Decision-making is indeed an art form rather than a science. We can study management techniques, we can read the latest tomes on leadership and strategic planning, yet nothing is more personal, more a fingerprint of our management style than how we make decisions.
In his book Management in the White House: An Intimate Study of the Presidency, Richard Tanner Johnson provides us firsthand insight into the vastly different decision-making styles of several of our presidents.
According to Johnson, “Truman’s machinery was geared as an aggressive apparatus for acquiring and conveying information to the top; in contrast, Eisenhower arrayed his staff machinery like a shield. Truman wanted alternatives to choose from; Eisenhower wanted recommendations to ratify.”
Johnson saw FDR’s and JFK’s decision-making styles similar in that both felt that disharmony of opinions was a necessary ingredient in finding the best course of action. As Johnson put it, these two presidents “had a high tolerance of interpersonal conflict.” Johnson said, “Both immersed themselves in the information process and derived satisfaction from reaching down and shaping the options – not just selecting from among those presented to them.”
Obviously, no decision-making style is right while another is wrong. But being aware of the decision-making style you most often employ and knowing how that particular style is affecting the decisions you make can make you a better manager.
Start by taking the time to pay attention. For the next few days, notice how you make decisions, both big and small. What processes or steps do you go through? Look for a pattern.
It’s no different than trying to improve your golf or tennis game. To do so, it’s necessary to be aware of how you’re currently swinging your club or racket. Do you see your decision-making patterns emerging? Are you a Truman or more like an Eisenhower or JFK?

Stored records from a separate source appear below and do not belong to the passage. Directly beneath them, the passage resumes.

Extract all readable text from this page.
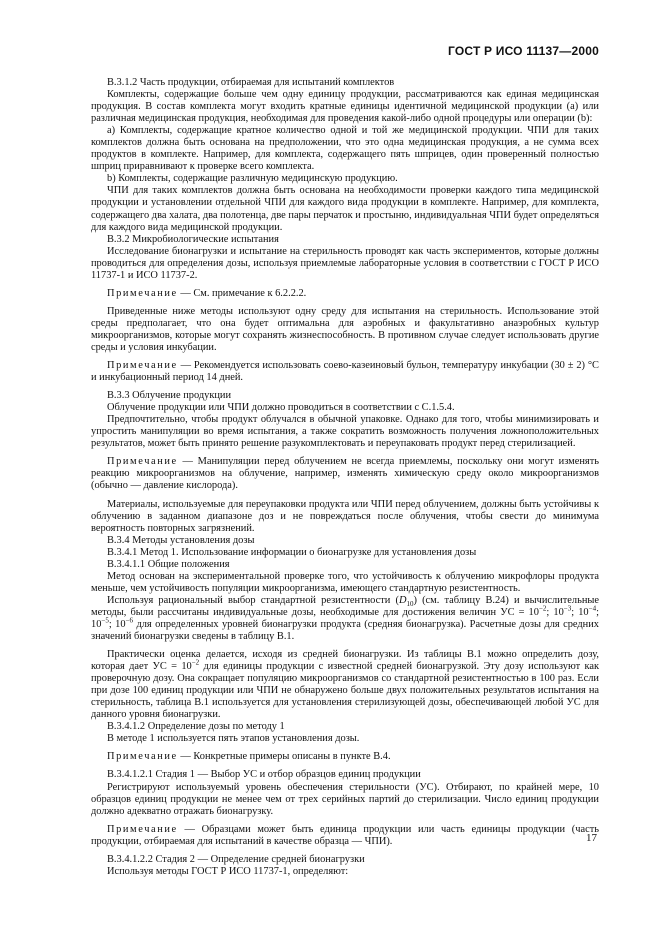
ГОСТ Р ИСО 11137—2000

В.3.1.2 Часть продукции, отбираемая для испытаний комплектов

Комплекты, содержащие больше чем одну единицу продукции, рассматриваются как единая медицинская продукция. В состав комплекта могут входить кратные единицы идентичной медицинской продукции (a) или различная медицинская продукция, необходимая для проведения какой-либо одной процедуры или операции (b):

a) Комплекты, содержащие кратное количество одной и той же медицинской продукции. ЧПИ для таких комплектов должна быть основана на предположении, что это одна медицинская продукция, а не сумма всех продуктов в комплекте. Например, для комплекта, содержащего пять шприцев, один проверенный полностью шприц приравнивают к проверке всего комплекта.

b) Комплекты, содержащие различную медицинскую продукцию.

ЧПИ для таких комплектов должна быть основана на необходимости проверки каждого типа медицинской продукции и установлении отдельной ЧПИ для каждого вида продукции в комплекте. Например, для комплекта, содержащего два халата, два полотенца, две пары перчаток и простыню, индивидуальная ЧПИ будет определяться для каждого вида медицинской продукции.

В.3.2 Микробиологические испытания

Исследование бионагрузки и испытание на стерильность проводят как часть экспериментов, которые должны проводиться для определения дозы, используя приемлемые лабораторные условия в соответствии с ГОСТ Р ИСО 11737-1 и ИСО 11737-2.

Примечание — См. примечание к 6.2.2.2.

Приведенные ниже методы используют одну среду для испытания на стерильность. Использование этой среды предполагает, что она будет оптимальна для аэробных и факультативно анаэробных культур микроорганизмов, которые могут сохранять жизнеспособность. В противном случае следует использовать другие среды и условия инкубации.

Примечание — Рекомендуется использовать соево-казеиновый бульон, температуру инкубации (30 ± 2) °С и инкубационный период 14 дней.

В.3.3 Облучение продукции

Облучение продукции или ЧПИ должно проводиться в соответствии с С.1.5.4.

Предпочтительно, чтобы продукт облучался в обычной упаковке. Однако для того, чтобы минимизировать и упростить манипуляции во время испытания, а также сократить возможность получения ложноположительных результатов, может быть принято решение разукомплектовать и переупаковать продукт перед стерилизацией.

Примечание — Манипуляции перед облучением не всегда приемлемы, поскольку они могут изменять реакцию микроорганизмов на облучение, например, изменять химическую среду около микроорганизмов (обычно — давление кислорода).

Материалы, используемые для переупаковки продукта или ЧПИ перед облучением, должны быть устойчивы к облучению в заданном диапазоне доз и не повреждаться после облучения, чтобы свести до минимума вероятность повторных загрязнений.

В.3.4 Методы установления дозы

В.3.4.1 Метод 1. Использование информации о бионагрузке для установления дозы

В.3.4.1.1 Общие положения

Метод основан на экспериментальной проверке того, что устойчивость к облучению микрофлоры продукта меньше, чем устойчивость популяции микроорганизма, имеющего стандартную резистентность.

Используя рациональный выбор стандартной резистентности $(D_{10})$ (см. таблицу В.24) и вычислительные методы, были рассчитаны индивидуальные дозы, необходимые для достижения величин УС = $10^{-2}$; $10^{-3}$; $10^{-4}$; $10^{-5}$; $10^{-6}$ для определенных уровней бионагрузки продукта (средняя бионагрузка). Расчетные дозы для средних значений бионагрузки сведены в таблицу В.1.

Практически оценка делается, исходя из средней бионагрузки. Из таблицы В.1 можно определить дозу, которая дает УС = $10^{-2}$ для единицы продукции с известной средней бионагрузкой. Эту дозу используют как проверочную дозу. Она сокращает популяцию микроорганизмов со стандартной резистентностью в 100 раз. Если при дозе 100 единиц продукции или ЧПИ не обнаружено больше двух положительных результатов испытания на стерильность, таблица В.1 используется для установления стерилизующей дозы, обеспечивающей любой УС для данного уровня бионагрузки.

В.3.4.1.2 Определение дозы по методу 1

В методе 1 используется пять этапов установления дозы.

Примечание — Конкретные примеры описаны в пункте В.4.

В.3.4.1.2.1 Стадия 1 — Выбор УС и отбор образцов единиц продукции

Регистрируют используемый уровень обеспечения стерильности (УС). Отбирают, по крайней мере, 10 образцов единиц продукции не менее чем от трех серийных партий до стерилизации. Число единиц продукции должно адекватно отражать бионагрузку.

Примечание — Образцами может быть единица продукции или часть единицы продукции (часть продукции, отбираемая для испытаний в качестве образца — ЧПИ).

В.3.4.1.2.2 Стадия 2 — Определение средней бионагрузки

Используя методы ГОСТ Р ИСО 11737-1, определяют:

17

Find your style and make it work for you.
However, any decision, no matter what the decision-style, is only as good as the information. As they say, garbage in, garbage out.
Quality of information and attention to details should be a mandate for every one on your management team. The better the information available, the easier a decision will be to make.
U.S. Navy Admiral Arthur W. Radford believes good information can all but eliminate the need for the decision-making process. According to Radford, “A decision is the action an executive must take when he has information so incomplete that the answer does not suggest itself.”
Your business is only as good as the decisions you make. Isn’t it worth the effort to do everything you can to ensure those decisions are the best they can be?